You had to dig up _this_ 3-year-old thread for _*YOUR VERY FIRST POST*_??? :scratch: :nono2:

No "thanks for all the helpful advice", no "I'm having this problem", not even an "I have this satellite equipment" (there's not even any listed on your Profile).

What exactly are you here for?????

:newbie: 
(Never used that before and hope I don't have to again!)

:wave: 
Don't let the door hit your cable-ass on the way out!


----------



## lazaruspup

nascargurl95 said:


> hello jeff gordon is so gay!! if u ppl cant realixe that then u have problems.. his wife had every right 2 leave him...


Ok, so who cares... only the ******** that watch Nascar would even care. Having worked for Nextel, not even they take Nascar seriously. Its a great promotion but 90 percent of the regional offices and corporate execs think it is the greatest joke ever that they serve the largest contingency of hilljacks ever. The inside joke at Nextel is that Nascar is short for "New Age Sport for Crazy Ass ********". 

If the guy is gay, leave him be. He's probably better off divorced, maybe then he can get some peace in his life.



Laverne said:


> :wave:
> Don't let the door hit your cable-ass on the way out!

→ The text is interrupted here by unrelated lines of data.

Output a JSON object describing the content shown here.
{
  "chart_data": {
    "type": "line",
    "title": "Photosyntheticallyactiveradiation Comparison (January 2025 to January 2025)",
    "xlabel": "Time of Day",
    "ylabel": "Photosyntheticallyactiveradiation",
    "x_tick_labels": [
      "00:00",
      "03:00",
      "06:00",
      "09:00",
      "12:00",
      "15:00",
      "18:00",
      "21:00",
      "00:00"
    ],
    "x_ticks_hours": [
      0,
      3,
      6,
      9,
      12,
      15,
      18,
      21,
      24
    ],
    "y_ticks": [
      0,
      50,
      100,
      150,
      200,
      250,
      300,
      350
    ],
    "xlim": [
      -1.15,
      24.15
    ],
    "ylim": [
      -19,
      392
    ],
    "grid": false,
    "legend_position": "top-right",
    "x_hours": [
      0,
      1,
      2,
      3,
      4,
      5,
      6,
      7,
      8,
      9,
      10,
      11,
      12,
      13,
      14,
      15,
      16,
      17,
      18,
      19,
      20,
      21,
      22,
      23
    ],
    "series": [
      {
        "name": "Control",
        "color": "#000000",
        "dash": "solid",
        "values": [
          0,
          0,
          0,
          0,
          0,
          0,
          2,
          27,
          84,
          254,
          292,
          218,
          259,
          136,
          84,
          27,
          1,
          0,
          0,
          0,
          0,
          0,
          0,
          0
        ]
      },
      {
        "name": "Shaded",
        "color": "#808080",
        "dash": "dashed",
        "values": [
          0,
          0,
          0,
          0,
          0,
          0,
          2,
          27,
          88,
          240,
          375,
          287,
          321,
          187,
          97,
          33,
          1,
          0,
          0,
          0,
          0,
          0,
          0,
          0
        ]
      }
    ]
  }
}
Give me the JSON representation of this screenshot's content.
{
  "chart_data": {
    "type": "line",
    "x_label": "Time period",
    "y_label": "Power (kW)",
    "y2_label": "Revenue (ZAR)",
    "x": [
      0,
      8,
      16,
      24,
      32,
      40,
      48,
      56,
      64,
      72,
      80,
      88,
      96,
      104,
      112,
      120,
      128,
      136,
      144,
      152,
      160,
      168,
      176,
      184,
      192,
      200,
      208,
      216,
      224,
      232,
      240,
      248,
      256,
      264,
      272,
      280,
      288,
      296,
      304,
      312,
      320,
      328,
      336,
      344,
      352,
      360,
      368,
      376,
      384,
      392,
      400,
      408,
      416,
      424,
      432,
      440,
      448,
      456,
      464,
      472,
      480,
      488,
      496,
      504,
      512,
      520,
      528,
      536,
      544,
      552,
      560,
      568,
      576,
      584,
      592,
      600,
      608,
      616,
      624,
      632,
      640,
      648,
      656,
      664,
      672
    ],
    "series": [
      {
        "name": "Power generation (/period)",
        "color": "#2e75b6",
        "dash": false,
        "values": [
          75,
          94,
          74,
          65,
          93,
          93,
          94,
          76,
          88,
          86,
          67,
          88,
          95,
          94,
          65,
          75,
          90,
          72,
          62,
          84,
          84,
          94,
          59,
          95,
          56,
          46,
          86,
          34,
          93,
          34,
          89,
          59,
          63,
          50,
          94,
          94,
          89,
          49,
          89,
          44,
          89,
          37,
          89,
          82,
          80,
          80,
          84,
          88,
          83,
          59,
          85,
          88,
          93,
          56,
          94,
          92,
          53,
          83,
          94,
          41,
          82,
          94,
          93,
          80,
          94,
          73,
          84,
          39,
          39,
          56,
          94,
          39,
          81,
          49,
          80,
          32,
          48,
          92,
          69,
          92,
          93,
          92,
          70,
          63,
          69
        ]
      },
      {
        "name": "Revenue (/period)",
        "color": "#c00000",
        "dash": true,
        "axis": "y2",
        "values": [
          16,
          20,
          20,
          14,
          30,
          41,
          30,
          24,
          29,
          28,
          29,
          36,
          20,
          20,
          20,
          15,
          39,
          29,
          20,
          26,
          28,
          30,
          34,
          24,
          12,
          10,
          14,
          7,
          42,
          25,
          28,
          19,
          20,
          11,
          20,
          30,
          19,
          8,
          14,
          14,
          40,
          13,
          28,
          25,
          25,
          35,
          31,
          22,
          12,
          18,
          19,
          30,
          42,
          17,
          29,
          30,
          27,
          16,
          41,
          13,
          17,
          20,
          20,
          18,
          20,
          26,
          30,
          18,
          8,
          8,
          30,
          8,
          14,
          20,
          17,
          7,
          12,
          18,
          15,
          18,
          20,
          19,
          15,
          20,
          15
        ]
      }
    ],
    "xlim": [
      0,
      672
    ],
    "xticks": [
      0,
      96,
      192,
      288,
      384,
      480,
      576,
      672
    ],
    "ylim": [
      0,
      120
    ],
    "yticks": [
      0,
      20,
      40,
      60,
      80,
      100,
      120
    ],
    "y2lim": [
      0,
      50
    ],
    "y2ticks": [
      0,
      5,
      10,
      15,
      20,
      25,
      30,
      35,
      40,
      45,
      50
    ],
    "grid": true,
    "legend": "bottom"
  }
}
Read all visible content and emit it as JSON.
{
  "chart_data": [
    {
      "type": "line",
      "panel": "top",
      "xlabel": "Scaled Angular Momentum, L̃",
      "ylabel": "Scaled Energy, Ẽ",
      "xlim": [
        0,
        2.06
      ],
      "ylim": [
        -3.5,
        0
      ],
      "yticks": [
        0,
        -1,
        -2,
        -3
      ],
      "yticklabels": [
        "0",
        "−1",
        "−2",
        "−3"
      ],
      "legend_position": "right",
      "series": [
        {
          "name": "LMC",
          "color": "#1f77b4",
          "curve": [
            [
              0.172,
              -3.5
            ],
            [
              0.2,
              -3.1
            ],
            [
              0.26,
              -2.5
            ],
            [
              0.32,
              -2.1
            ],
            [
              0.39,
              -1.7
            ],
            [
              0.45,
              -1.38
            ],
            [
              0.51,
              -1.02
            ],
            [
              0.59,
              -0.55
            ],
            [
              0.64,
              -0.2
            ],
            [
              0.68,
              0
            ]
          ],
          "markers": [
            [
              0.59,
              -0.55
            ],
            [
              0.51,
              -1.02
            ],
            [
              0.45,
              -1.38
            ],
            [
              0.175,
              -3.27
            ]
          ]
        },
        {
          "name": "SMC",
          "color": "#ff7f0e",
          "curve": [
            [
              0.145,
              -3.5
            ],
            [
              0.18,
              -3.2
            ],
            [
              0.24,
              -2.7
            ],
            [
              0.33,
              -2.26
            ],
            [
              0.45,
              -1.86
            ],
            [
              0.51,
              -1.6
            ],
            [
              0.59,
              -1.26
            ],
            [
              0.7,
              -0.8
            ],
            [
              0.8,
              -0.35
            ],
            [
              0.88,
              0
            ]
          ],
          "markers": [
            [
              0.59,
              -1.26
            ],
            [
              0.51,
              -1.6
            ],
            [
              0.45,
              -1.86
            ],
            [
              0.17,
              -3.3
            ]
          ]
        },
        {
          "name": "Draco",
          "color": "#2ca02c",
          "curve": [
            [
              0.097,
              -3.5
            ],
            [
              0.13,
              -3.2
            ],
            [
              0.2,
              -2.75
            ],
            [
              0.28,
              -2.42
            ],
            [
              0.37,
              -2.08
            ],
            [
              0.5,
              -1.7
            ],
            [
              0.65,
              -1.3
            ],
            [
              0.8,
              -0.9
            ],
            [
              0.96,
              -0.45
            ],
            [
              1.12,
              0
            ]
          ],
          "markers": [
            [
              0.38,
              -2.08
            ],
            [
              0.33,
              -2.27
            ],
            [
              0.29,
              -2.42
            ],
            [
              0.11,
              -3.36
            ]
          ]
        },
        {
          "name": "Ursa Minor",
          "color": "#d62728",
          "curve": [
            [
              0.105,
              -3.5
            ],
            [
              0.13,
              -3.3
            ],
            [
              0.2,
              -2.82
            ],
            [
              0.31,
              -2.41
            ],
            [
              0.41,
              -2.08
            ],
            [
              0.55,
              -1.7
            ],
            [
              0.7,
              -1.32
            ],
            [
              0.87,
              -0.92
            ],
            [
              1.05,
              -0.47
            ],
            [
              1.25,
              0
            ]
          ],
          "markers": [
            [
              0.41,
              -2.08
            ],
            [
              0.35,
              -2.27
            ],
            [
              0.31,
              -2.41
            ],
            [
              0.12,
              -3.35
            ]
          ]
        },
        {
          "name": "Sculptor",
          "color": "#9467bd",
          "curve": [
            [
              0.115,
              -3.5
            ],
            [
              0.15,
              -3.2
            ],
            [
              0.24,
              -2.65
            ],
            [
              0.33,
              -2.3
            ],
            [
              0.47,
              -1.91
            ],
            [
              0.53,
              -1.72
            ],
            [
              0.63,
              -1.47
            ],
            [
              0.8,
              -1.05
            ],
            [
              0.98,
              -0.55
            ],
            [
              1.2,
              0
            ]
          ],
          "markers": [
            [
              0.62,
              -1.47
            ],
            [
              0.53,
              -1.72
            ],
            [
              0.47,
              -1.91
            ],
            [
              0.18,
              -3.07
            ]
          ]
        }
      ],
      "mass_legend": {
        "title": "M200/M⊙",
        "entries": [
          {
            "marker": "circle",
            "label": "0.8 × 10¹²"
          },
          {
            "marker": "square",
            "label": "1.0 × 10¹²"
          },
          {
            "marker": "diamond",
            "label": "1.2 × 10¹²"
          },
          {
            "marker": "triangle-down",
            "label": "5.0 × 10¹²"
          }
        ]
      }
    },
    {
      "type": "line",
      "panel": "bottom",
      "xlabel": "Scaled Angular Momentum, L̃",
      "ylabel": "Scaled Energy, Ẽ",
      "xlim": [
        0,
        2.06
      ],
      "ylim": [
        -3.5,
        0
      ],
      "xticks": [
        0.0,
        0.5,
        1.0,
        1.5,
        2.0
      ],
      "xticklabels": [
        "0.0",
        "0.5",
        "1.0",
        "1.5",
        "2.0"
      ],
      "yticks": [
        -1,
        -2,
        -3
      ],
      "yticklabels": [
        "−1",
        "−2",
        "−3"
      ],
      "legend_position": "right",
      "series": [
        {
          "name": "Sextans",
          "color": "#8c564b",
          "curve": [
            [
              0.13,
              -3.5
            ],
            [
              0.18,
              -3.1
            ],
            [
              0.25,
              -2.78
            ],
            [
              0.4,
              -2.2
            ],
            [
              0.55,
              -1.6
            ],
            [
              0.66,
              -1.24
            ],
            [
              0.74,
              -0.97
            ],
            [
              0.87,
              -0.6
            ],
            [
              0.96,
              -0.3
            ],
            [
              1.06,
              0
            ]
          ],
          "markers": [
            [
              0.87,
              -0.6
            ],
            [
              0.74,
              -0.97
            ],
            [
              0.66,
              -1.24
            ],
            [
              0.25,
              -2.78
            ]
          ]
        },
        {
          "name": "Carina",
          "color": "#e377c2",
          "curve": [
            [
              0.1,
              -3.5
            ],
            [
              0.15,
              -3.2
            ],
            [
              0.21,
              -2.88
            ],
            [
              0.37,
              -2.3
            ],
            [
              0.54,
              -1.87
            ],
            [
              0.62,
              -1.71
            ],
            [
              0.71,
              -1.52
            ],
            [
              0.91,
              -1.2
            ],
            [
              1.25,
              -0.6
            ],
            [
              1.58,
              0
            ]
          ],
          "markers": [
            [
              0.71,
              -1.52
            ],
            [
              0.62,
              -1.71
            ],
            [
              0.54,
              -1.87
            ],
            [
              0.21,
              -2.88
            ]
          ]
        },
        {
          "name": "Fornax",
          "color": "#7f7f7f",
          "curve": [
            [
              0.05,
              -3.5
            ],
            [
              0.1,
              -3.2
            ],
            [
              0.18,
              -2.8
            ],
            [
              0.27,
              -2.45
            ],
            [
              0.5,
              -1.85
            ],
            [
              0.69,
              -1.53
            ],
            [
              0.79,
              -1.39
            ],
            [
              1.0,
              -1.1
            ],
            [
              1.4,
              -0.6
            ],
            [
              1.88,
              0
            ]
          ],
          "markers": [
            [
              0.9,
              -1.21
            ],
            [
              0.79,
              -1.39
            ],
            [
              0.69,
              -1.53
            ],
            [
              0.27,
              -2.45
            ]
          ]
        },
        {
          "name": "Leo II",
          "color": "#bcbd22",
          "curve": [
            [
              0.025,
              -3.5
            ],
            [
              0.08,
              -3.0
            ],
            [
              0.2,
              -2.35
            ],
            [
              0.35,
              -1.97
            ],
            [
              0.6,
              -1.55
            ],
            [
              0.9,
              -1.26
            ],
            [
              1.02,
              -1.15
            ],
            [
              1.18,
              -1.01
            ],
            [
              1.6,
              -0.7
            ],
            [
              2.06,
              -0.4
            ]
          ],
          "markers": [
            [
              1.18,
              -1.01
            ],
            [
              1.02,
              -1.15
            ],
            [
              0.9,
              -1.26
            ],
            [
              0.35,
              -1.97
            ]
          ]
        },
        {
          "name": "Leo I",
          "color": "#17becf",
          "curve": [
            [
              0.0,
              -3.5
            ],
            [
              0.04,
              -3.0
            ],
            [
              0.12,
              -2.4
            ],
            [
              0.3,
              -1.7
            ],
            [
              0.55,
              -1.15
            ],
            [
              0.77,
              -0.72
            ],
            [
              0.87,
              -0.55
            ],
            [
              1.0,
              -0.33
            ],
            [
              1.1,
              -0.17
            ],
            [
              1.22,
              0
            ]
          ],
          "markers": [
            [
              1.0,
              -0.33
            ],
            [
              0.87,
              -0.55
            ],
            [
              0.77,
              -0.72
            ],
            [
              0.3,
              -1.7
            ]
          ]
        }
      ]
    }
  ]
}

Did nascargurl hit a nerve here?? I mean, really, you know nothing about this poster, maybe she had DISH... GASP... God forbid, someone not have DISH... how petty.


----------



## durl

Come on, people. Just because a couple gets a divorce doesn't mean one of them is gay. These special interest groups have got some of you looking for homosexuals everywhere. Perhaps, just perhaps, they just don't want to be married any longer...simple as that.


----------



## djlong

Gordon has been fighting that moniker since Day One because he's more photogenic than his competitors.

The only time I ever saw Earnhardt fans root for Gordon was when he was getting his divorce. Brook wanted half his earnings and an *incredible* amount of alimony (to say nothing of over half the assets).

Their opinion was to let HER defy death in a race car at 200MPH for just one day and see who had a right to what.


----------



## Nick

This thread is three years old fer crissake! Let it die a peaceful death.

The real reason Jeff didn't blow his engine is that the tailpipe was too hot.


----------



## Msguy

I feel sorry for Jeff Gordon. If I was him i'd fight her in court. I wouldn't let her have the ocean side home or exclusive use of it and the Chef and the house cleaners and whatever. It's way to obvious she's wanting his money. It sounds like she's nothing but a ***** who needs a good ass kicking instead of an Alimony check every month.


----------



## Mike D-CO5

Yeah !! Jeff ought to hit her with his big pink purse.:lol: :lol: :lol: :lol:


----------



## Laverne

Could someone please close this thread and put it out of its misery??? PLEASE??


----------



## Steve Mehs

After three years, almost to the exact day I have no idea why anyone would bring this up. The issue is dead, just like this thread.


----------